Qualcuno sa come fare?

altresì, che altri editor per PDF si trovano per linux?

(l'importer per OpenOffice è praticamente inusabile)

----------

## djinnZ

http://pdfedit.petricek.net/en/screenshots.html

http://www.scribus.net/?q=screenshots/134/tangokdelinkedtextframes

entrambi in portage

se è stato utile pensate a come aiutare il povero djinnZ con i suoi problemi con xml... prima che metta la preghiera nella firma, come ha già fatto qualcuno...  :Twisted Evil: 

----------

## darkmanPPT

grazie!

pdfedit lo avevo già visto, ma purtroppo mi richiede le qt versione 3

scribus lo avevo usato tempo fa, ma non sapevo che potesse editare anche i pdf. Buono a sapersi! davvero interessante come feature.

domani la proverò (e nel caso metterò [solved] sul titolo).

grazie   :Wink: 

ps: perdonami però se ho qualche dubbio su scribus

http://www.scribus.net/?q=faq/pdfsurgery

qui dicono di no.....  :Shocked: 

----------

## canduc17

Per me xournal e' il top.

----------

## darkmanPPT

già, decisamente ottimo xournal

grazie per l'informazione.

problema risolto   :Wink: 

----------

## fbcyborg

Grande!!!  :Smile:  Utilissime info in questo thread!

----------

## !equilibrium

meglio ancora media-gfx/inkscape

 *Quote:*   

> The Inkscape community today is announcing the release of the newest version of its open source vector graphics editor. Inkscape 0.46 is a major update that introduces native PDF support. The implementation of PDF support in Inkscape provides an easy, open source solution to editing PDF documents

 

----------

## fbcyborg

Altra info.

Foxit PDF Editor gira su wine, egregiamente.

----------

## lordalbert

io aggiungerei gimp!  :Smile:  tratti il pdf come immagine...

----------

## fbcyborg

Sì, Gimp l'avevo usato, però poi ho avuto problemi nel salvare il PDF. Gimp non supporta quel formato in fase di salvataggio.

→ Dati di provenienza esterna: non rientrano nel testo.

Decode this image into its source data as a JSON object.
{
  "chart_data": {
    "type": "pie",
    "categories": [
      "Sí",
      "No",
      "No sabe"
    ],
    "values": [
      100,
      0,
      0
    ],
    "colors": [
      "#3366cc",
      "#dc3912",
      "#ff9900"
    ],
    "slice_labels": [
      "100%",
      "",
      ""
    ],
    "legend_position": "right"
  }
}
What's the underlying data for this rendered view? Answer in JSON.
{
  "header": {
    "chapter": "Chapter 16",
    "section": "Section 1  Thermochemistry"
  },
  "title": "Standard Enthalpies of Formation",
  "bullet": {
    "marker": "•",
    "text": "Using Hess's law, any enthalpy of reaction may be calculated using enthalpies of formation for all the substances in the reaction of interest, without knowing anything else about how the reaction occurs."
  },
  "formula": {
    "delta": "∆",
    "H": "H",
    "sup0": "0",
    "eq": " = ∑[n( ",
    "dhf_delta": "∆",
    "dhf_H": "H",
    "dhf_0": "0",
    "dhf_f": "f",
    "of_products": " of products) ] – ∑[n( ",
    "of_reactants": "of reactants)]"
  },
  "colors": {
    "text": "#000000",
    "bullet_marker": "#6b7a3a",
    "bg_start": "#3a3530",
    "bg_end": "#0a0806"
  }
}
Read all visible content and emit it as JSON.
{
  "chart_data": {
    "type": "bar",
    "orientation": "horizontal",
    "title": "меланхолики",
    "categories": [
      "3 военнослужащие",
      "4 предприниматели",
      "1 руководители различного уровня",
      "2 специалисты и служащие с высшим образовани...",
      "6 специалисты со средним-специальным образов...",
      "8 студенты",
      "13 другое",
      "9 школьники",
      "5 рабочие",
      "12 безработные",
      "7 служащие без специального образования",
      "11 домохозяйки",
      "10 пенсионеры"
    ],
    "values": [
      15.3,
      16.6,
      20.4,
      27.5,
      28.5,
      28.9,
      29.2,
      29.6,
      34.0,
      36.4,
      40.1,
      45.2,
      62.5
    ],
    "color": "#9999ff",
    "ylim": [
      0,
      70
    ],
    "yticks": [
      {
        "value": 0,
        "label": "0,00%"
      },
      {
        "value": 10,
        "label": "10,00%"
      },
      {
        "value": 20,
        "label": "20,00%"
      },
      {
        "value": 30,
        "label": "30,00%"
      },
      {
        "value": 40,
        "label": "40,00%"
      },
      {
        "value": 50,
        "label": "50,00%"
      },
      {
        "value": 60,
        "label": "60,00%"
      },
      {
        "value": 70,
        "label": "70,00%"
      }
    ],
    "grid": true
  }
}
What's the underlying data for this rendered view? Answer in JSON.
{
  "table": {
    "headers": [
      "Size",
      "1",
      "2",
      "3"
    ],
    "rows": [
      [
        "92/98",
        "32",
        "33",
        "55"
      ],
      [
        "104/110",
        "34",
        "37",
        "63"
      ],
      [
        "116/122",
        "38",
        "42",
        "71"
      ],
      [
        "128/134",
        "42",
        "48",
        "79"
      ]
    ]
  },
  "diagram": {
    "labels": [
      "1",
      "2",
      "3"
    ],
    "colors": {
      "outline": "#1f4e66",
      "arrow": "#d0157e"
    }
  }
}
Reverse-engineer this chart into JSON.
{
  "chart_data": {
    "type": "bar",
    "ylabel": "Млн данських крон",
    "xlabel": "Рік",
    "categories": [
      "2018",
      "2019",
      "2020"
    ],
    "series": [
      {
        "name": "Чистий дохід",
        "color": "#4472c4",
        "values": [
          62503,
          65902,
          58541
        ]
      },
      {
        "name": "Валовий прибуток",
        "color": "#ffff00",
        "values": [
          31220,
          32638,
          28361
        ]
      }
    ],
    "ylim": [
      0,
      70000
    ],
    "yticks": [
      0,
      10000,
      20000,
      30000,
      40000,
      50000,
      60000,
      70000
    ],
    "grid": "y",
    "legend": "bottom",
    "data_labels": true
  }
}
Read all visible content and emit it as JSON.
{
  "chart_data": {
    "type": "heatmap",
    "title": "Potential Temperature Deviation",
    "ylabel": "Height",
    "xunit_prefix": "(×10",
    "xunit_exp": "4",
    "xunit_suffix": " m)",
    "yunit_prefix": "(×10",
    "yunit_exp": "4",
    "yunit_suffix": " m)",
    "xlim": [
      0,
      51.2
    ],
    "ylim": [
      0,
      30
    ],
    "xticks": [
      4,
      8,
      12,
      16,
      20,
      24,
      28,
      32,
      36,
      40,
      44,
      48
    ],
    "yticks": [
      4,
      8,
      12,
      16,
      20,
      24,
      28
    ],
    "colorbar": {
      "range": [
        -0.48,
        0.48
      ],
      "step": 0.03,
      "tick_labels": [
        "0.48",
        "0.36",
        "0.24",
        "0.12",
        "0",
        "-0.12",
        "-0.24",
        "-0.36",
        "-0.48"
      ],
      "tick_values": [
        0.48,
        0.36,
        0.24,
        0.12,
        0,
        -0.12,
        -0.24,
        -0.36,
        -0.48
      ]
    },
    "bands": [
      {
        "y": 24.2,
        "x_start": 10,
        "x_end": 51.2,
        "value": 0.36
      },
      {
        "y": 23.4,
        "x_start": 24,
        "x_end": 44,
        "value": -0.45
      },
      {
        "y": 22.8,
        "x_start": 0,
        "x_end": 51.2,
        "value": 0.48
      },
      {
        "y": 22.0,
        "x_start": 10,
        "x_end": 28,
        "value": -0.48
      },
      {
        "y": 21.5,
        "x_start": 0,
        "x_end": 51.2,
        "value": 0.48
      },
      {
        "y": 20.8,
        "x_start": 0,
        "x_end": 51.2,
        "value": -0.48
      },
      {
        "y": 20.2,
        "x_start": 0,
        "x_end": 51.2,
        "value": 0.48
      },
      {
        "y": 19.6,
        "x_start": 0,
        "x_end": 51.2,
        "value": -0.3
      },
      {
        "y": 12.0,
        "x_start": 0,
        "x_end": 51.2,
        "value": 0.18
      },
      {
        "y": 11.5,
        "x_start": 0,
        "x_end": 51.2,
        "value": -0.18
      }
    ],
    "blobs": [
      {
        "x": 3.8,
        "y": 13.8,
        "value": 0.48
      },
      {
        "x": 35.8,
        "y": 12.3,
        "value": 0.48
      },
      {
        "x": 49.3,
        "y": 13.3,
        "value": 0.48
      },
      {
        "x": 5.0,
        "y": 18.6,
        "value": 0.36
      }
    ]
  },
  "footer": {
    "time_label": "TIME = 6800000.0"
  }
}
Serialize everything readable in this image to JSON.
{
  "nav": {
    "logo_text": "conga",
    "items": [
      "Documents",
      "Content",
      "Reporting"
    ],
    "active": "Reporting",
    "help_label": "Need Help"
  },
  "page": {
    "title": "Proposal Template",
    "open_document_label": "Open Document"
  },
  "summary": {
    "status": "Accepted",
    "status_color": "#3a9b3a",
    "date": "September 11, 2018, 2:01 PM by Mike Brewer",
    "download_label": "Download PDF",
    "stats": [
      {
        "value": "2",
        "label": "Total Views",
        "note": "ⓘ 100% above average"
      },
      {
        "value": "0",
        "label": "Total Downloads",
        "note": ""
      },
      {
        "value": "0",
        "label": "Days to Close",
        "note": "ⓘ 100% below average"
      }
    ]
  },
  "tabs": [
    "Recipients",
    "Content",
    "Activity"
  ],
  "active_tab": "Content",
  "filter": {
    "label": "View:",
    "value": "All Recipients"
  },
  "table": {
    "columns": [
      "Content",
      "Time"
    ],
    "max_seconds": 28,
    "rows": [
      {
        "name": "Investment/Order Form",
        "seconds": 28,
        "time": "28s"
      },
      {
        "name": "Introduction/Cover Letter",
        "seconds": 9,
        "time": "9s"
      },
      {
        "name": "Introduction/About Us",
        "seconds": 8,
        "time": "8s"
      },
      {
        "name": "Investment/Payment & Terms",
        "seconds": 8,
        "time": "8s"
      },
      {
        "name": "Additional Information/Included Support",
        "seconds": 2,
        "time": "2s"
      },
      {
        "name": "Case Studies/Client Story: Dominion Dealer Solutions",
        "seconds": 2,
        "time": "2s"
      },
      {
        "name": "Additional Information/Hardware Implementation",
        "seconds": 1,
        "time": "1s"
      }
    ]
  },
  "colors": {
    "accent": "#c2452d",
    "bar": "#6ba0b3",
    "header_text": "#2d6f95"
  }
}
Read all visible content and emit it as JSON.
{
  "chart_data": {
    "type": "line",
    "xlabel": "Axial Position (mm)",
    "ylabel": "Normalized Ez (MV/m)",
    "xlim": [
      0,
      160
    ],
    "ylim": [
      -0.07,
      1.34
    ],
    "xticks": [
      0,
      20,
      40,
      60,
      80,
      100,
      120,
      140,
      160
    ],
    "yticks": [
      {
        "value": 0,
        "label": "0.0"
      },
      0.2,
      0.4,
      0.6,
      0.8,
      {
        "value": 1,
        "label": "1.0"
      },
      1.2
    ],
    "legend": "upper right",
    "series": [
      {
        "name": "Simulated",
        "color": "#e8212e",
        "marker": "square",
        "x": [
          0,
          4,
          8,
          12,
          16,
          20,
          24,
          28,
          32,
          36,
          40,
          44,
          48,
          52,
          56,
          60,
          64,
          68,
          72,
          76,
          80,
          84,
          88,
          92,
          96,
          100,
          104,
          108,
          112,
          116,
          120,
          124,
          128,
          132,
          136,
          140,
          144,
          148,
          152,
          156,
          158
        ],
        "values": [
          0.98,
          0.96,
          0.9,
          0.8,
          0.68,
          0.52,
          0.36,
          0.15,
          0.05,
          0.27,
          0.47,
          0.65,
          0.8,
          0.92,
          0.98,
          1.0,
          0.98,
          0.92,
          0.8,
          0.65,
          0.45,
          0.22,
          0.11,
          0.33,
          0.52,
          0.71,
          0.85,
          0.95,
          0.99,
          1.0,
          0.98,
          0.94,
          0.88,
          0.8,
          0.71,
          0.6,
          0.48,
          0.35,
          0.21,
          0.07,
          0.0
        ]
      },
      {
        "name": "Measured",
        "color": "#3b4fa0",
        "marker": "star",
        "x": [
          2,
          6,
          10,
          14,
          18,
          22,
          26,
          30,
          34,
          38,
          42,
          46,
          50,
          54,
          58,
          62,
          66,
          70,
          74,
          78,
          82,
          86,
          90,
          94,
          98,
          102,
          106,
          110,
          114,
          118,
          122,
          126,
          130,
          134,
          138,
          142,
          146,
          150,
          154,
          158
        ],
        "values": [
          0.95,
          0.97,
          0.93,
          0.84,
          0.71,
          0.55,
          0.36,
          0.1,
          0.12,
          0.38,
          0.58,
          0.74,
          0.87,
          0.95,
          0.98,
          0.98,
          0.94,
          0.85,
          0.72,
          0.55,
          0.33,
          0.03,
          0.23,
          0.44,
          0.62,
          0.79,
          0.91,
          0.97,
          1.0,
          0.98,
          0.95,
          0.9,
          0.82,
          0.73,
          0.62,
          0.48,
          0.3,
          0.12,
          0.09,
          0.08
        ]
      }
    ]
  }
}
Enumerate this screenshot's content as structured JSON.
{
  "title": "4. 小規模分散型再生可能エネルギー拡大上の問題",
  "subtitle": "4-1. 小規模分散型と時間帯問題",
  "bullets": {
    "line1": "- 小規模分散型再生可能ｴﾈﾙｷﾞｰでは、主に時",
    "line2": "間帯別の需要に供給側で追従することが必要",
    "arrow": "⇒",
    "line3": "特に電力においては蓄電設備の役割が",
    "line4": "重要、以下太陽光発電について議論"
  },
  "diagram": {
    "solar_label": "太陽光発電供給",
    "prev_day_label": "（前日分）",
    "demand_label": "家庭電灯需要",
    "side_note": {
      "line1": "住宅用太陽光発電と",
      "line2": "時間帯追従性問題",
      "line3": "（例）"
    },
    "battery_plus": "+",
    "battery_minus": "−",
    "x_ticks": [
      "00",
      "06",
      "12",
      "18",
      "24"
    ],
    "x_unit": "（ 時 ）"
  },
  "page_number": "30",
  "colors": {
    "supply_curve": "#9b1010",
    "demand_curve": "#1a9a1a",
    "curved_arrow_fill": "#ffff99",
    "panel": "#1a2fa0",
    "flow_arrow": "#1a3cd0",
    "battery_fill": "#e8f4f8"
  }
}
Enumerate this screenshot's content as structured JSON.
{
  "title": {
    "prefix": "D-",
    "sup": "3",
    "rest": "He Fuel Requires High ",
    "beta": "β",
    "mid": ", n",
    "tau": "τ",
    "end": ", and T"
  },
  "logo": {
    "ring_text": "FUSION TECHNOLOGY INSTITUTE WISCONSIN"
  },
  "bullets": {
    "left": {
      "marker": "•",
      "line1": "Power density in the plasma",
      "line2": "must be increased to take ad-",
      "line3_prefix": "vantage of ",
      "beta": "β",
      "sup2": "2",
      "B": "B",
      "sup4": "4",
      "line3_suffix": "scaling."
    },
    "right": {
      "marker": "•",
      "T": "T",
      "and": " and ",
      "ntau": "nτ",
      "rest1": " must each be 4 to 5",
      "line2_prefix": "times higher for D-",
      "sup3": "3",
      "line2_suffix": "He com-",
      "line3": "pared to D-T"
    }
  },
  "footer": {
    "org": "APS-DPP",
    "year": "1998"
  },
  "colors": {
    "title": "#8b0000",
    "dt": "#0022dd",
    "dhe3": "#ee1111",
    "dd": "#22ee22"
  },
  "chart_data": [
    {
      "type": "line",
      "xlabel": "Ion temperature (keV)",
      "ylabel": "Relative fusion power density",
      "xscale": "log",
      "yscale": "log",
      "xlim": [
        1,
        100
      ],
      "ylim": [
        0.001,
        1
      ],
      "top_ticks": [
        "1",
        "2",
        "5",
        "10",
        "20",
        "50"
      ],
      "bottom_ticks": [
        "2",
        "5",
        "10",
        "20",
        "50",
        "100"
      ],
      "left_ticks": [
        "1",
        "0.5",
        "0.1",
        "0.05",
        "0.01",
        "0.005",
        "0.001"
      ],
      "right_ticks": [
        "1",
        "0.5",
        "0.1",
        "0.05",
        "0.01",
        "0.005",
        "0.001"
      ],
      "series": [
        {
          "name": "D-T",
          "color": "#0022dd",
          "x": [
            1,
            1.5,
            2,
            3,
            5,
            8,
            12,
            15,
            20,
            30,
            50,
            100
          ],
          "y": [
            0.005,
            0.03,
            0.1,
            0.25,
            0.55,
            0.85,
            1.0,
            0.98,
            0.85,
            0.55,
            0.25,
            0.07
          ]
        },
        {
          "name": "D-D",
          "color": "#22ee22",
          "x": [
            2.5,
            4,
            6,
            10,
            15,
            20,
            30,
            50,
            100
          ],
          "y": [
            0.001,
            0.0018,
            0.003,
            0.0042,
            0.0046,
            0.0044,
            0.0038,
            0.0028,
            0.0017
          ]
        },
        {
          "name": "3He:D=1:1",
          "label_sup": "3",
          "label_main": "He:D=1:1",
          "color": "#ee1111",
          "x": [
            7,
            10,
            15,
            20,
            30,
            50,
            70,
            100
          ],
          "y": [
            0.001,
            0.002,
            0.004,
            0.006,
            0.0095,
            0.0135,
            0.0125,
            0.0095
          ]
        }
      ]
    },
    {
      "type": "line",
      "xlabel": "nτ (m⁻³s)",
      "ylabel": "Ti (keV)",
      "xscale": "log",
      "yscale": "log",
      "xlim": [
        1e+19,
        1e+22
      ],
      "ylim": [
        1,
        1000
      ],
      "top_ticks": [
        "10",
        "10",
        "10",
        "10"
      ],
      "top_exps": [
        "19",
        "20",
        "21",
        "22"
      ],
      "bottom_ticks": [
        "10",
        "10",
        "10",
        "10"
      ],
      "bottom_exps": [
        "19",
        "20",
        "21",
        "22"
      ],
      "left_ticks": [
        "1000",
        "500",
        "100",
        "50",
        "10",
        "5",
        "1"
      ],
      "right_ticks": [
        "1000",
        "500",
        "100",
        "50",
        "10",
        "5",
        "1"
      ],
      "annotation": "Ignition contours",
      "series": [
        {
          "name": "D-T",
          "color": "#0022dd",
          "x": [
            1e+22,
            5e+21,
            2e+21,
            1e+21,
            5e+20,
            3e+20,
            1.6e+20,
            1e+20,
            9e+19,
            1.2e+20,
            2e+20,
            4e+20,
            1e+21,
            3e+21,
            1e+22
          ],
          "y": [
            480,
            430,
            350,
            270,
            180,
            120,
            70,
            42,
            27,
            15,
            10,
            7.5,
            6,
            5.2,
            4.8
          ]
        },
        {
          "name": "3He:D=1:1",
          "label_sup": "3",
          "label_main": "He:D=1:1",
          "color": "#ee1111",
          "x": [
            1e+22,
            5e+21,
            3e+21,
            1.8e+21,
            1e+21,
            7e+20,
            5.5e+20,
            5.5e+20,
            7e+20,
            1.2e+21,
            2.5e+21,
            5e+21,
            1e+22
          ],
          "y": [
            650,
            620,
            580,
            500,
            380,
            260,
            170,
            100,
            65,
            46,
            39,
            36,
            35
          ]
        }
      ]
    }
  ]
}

Forse sono io che non lo so usare, ma Gimp apre un pdf multipagina come un insieme di layer (uno per pagina). Poi per salvare nuovamente il pdf, non saprei come fare.

Forse si potrebbe salvare N immagini separate (dove N sono le pagine), e poi usare convert di inkscape per ricreare il file pdf multipagina.

----------